I Need Thee Every Hour

Mar 15, 2011 19:28

To quote Eek the Cat, When does the hurting stop?

Just curious.

I only got seven hours last night, and was positively amazed at how much of a difference it made. I dragged all day long. I yawned all through school and felt like I could fall asleep at any given moment. Just a week and a half ago, seven hours would have been a lot. Funny how life changes.

Momma left today. I miss having a constant companion. I miss having her here. I miss having someone else sleep in my room. Never thought I'd miss that...

I e-mailed him back today, and, as usual, overthought it. I plan out all my e-mails, then write half of what I planned and tons that I didn't plan, then wonder if I should say what I'm saying or if I should say something else, and then I forget something, and then I decide what I wrote was stupid, but by that point it's too late because I already hit send. It's quite similar to writing in here. Seriously, I plan posts in my head all the time, then forget half of what I wanted to say, say tons else, wonder if what I said was stupid, decide that it is, figure posting means it's too late to change...It's somewhat of a miracle that I ever write anything. Maybe I should post pictures. Except what would I post pictures of? I don't do anything anymore. I need to get married and have babies so I can have something to take photos of.

I'm going to a birthday party tonight. I thought it would be at sevenish, but turns out it's not until eight, AND I have to wear orange, yellow, red, or green. ....? I hardly own any of those colours. >.< Beth told me she owns all of them, but I can't borrow her shirts, because she's much larger than I am. I would drown in her clothes. So now I get to raid my closet and see if I have anything suitable. I'm sad, too, because I'm wearing my cute polka dot shirt that I haven't worn in maybe two years (yes, I said I have a cute polka dot shirt. Miracles happen!) and now have to change out of it.

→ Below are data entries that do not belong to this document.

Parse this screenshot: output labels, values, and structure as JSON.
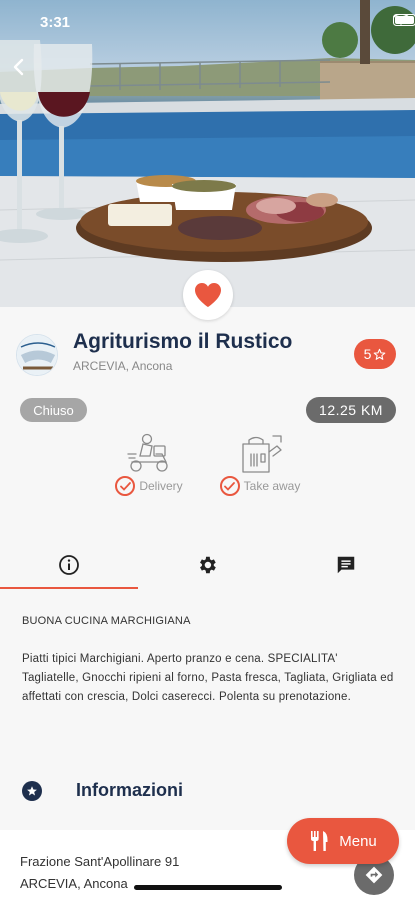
{
  "status_bar": {
    "time": "3:31"
  },
  "restaurant": {
    "name": "Agriturismo il Rustico",
    "location": "ARCEVIA, Ancona",
    "rating": "5",
    "logo_text": "rustico",
    "status": "Chiuso",
    "distance": "12.25 KM"
  },
  "services": {
    "delivery_label": "Delivery",
    "takeaway_label": "Take away"
  },
  "tabs": [
    {
      "icon": "info-icon",
      "active": true
    },
    {
      "icon": "gear-icon",
      "active": false
    },
    {
      "icon": "chat-icon",
      "active": false
    }
  ],
  "description": {
    "title": "BUONA CUCINA MARCHIGIANA",
    "body": "Piatti tipici Marchigiani. Aperto pranzo e cena. SPECIALITA' Tagliatelle, Gnocchi ripieni al forno, Pasta fresca, Tagliata, Grigliata ed affettati con crescia, Dolci casereccі. Polenta su prenotazione."
  },
  "info": {
    "title": "Informazioni",
    "address_line1": "Frazione Sant'Apollinare 91",
    "address_line2": "ARCEVIA, Ancona"
  },
  "menu_button": {
    "label": "Menu"
  },
  "colors": {
    "accent": "#e9573f",
    "navy": "#1e2f4d",
    "grey_badge": "#a6a6a6",
    "dark_badge": "#6b6b6b"
  }
}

Oh! That reminds me! Today was Book Character Day at school. I went as Hermione Granger, giving me a chance to wear my graduation robes (surprisingly useful, those things) and my cloak. Tomorrow is hat day. I told my kids they ALL have to wear a hat or I'm fining them five dollars. I like school spirit days, so they're going to like them, too! Or at the very least dress up for it. I'm already planning bribes for 5th grade spirit week (*cough*Miss Wright's Birthday Week *cough*) to make more of them participate.

I'm off to find something to eat. I hear food is good for me.